Tejal Doshi

What’s Worth It

Content Warnings: graphic descriptions of self-harm, panic attack

Previously published in Cathartic Youth Literary Magazine as Editors’ Choice Piece

She’s fighting it. She’s fighting it as hard as she can, trying to slip back into sleep, dark, oblivion, any place where she’s not awake. But consciousness hovers at the cusp of her sight and the blocks of daylight stabbing her eyelids are very real. She’s still very alive.

Pain spikes in her arms, burning like fire, and then cascades upon her body along with a headache. Her sight flashes black and white. Blood stains her bedsheets, her clothes, her blade — the glinting silver thing that she has married to her body. I’ve done it again, she realizes, squeezing her eyes close.

A scream creeps up the girl’s throat and then rips it apart.

“Hey.

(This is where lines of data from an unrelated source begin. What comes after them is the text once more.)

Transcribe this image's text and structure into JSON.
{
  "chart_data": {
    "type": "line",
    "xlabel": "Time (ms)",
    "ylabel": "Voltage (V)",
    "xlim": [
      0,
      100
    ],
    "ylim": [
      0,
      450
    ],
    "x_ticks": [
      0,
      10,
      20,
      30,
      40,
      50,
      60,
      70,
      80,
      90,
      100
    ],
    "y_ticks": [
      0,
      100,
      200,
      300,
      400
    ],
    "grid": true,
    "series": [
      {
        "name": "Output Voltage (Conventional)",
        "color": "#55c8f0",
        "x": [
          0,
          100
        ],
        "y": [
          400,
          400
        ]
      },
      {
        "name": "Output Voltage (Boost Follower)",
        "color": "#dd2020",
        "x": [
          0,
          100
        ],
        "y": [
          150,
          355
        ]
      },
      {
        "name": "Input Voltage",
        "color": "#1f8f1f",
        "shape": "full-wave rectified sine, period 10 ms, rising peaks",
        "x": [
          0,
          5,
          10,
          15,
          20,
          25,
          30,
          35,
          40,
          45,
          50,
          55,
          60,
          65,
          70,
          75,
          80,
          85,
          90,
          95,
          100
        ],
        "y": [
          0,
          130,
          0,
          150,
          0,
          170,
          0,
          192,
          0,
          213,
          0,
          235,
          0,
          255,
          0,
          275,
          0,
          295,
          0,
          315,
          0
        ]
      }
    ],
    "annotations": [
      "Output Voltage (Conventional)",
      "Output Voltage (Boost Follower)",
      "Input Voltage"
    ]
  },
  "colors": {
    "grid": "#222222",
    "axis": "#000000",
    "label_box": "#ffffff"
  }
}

Hey, hey,” a voice says.

She tears her eyes open, wanting to draw the blinds, wanting to stuff the clothes strewn across the floor under her bed, wanting to look anywhere but into those green eyes. Her older brother. Something twists in her chest — twists her lungs, trying to squeeze out the oxygen, tightening her breaths.

“Sorry,” she whispers, but she’s only sorry that she’s alive. “I — I didn’t mean to — I was going to clean up but I fell asleep. I’m sorry, I’m a terrible person.”

I’m sorry,” he says, “for not being there.” His voice shatters her into tumbling fragments of flesh. Again. Again. She bundles the bedsheet tangled around her body into her arms.

“I’m sorry. It’s how I cope.” She chokes on her words, trembling.

“Hey. Can we do something? You and me? Together?”

“What?” Her voice rasps through clenched teeth.

“Let’s make a list of things that are worth it to keep going for. Okay? This isn’t the end. We’ll figure this out together. I promise. You’re not alone. You have me and Mom and Dad and we’re here for you.” He leans down and kisses her forehead, his lips soft against her sweaty forehead, his breath warm on her damp cheeks. Then he crouches to clean up her mess. Her mess.

She knows he’s going to take her to the hospital next. She hates that place, the stark walls that stiffen her, the faces that throw words into her mouth and expect her to offer them back.

“I’m proud of you,” her brother says, straightening. “I know we don’t tell you that much. I’m proud of you.”

She stares at him, at the shadows beneath his pearly eyes, at his quickly-worn clothes, very aware of the crimson smeared around her — very aware of the jagged scars. “Why?”

“For being alive. For making it this far. You’re stronger than I could ever imagine.” His voice cracks. “I mean that.”

She lowers her eyes, counting her fingers. One, two, three, four, five. She is alive.

“I know what’s worth going on for,” she whispers. “You.”

Tejal Doshi is a high school sophomore from India who enjoys writing speculative, young adult, and flash fiction, as well as poetry. Her work appears in Blue Marble Review, The WEIGHT Journal, and elsewhere. Other than writing, she has an interest in finance, mental health advocacy, and making brilliant jokes that nobody laughs at—absurd, isn’t it?